Spiritual perception in the Christian life is profoundly deep and ineffably subtle. Strictly speaking, we do not grasp the love of the Father, the Son, and the Holy Spirit with our intellect. Human language, born within creation, is incapable of adequately expressing it. But when we truly believe in Christ, the Holy Spirit dwells in us, and somewhere deep within, a most delicate intuition reveals to us: this is God, this is our Father. Words cannot convey this; we must “enter” into this state. And we “enter” when God Himself comes and dwells within us—immeasurably great and mighty, yet immeasurably humble.

As our father, St. Silouan, says, there is an ascetic humility: we live and feel ourselves unable to fulfill the commandments, begin to despise ourselves, and say, “I am worse than all.” And this is already humility. “But,” St. Silouan says, “there is another kind of humility—that of Christ. It is absolute; it is without comparison or distinction—without any relation to anything else. This is the absolute humility of God.” And when this divine humility touches us, our joy no longer comes from the power to crush our brother but from love for our brother, which becomes the essence of our life. A strange sense of spiritual “sweetness” arises—a divine sweetness from feeling oneself lesser than others and from not desiring dominion. This is the divine humility about which St. Silouan says: “It is inexpressible,” for when expressed in our human language, it becomes contradictory.

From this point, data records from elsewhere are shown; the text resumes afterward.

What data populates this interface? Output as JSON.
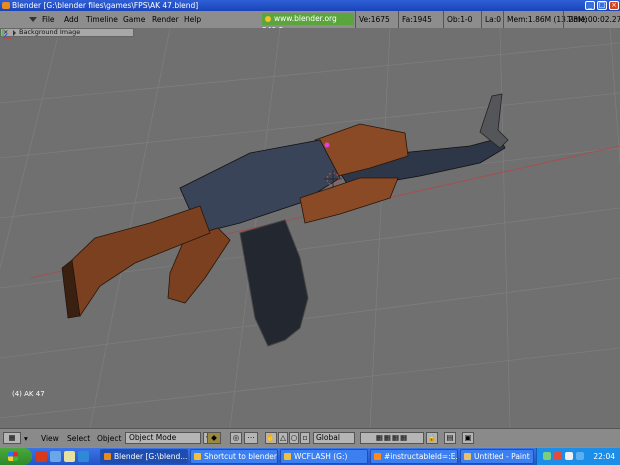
{
  "window": {
    "title": "Blender [G:\\blender files\\games\\FPS\\AK 47.blend]"
  },
  "menu": {
    "items": [
      "File",
      "Add",
      "Timeline",
      "Game",
      "Render",
      "Help"
    ],
    "logo": "www.blender.org 249.2",
    "stats": {
      "verts": "Ve:1675",
      "faces": "Fa:1945",
      "objects": "Ob:1-0",
      "lamps": "La:0",
      "memory": "Mem:1.86M (13.28M)",
      "time": "Time:00:02.27"
    }
  },
  "background_panel": {
    "label": "Background Image",
    "close": "×"
  },
  "viewport": {
    "object_label": "(4) AK 47"
  },
  "footer": {
    "menus": [
      "View",
      "Select",
      "Object"
    ],
    "mode": "Object Mode",
    "orientation": "Global"
  },
  "taskbar": {
    "start": "start",
    "tasks": [
      {
        "label": "Blender [G:\\blend...",
        "active": true
      },
      {
        "label": "Shortcut to blender",
        "active": false
      },
      {
        "label": "WCFLASH (G:)",
        "active": false
      },
      {
        "label": "#instructableId=:E...",
        "active": false
      },
      {
        "label": "Untitled - Paint",
        "active": false
      }
    ],
    "clock": "22:04"
  },
  "colors": {
    "viewport_bg": "#707070",
    "menubar": "#8d8d8d",
    "taskbar": "#2453c8",
    "logo_green": "#5aa53c"
  }
}
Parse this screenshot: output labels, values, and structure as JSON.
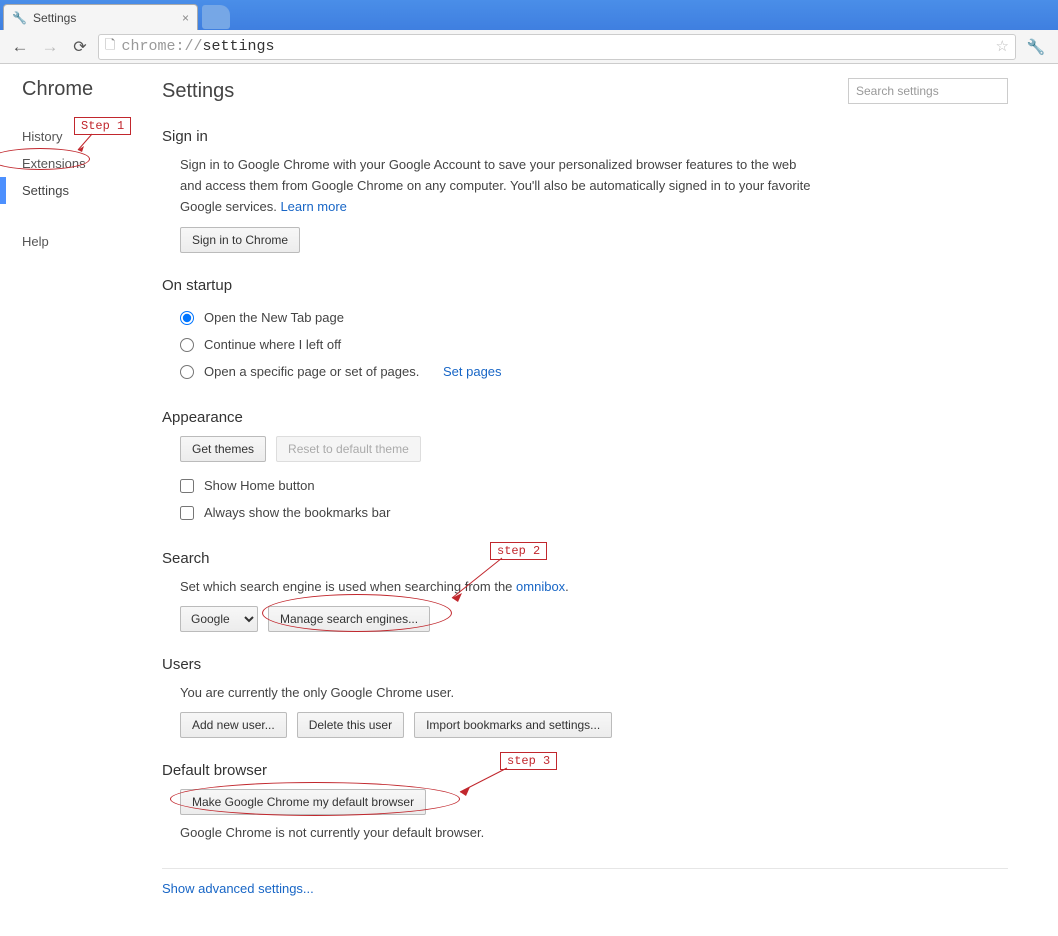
{
  "browserTab": {
    "title": "Settings"
  },
  "omnibox": {
    "prefix": "chrome://",
    "path": "settings"
  },
  "sidebar": {
    "title": "Chrome",
    "items": [
      "History",
      "Extensions",
      "Settings"
    ],
    "help": "Help"
  },
  "page": {
    "title": "Settings",
    "searchPlaceholder": "Search settings"
  },
  "signin": {
    "heading": "Sign in",
    "desc1": "Sign in to Google Chrome with your Google Account to save your personalized browser features to the web and access them from Google Chrome on any computer. You'll also be automatically signed in to your favorite Google services. ",
    "learn": "Learn more",
    "button": "Sign in to Chrome"
  },
  "startup": {
    "heading": "On startup",
    "opt1": "Open the New Tab page",
    "opt2": "Continue where I left off",
    "opt3": "Open a specific page or set of pages.",
    "setpages": "Set pages"
  },
  "appearance": {
    "heading": "Appearance",
    "getthemes": "Get themes",
    "reset": "Reset to default theme",
    "home": "Show Home button",
    "bookmarks": "Always show the bookmarks bar"
  },
  "search": {
    "heading": "Search",
    "desc": "Set which search engine is used when searching from the ",
    "omni": "omnibox",
    "engine": "Google",
    "manage": "Manage search engines..."
  },
  "users": {
    "heading": "Users",
    "desc": "You are currently the only Google Chrome user.",
    "add": "Add new user...",
    "del": "Delete this user",
    "import": "Import bookmarks and settings..."
  },
  "defaultbrowser": {
    "heading": "Default browser",
    "make": "Make Google Chrome my default browser",
    "status": "Google Chrome is not currently your default browser."
  },
  "advanced": "Show advanced settings...",
  "annotations": {
    "step1": "Step 1",
    "step2": "step 2",
    "step3": "step 3"
  }
}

What should we do in the state in which we now find ourselves? We must continue patiently learning the life of Christ in His self-emptying. And then the answer will come—not in words, but in being itself—because a person must come, in Christ, to the state where they can say: “Now, in You and through You, I am.” Then the eternal plan is fulfilled in us: we become like the One who said, “I AM THAT I AM.” [Exodus 3:14] And the person, too, says, “I am.”

Why do we speak of this life, which surpasses the “average” level of Christianity? Because we need to know to what we are called. This is the essence of monasticism. By keeping the commandments of Christ, we make ourselves capable of receiving the very energy of Divinity—grace.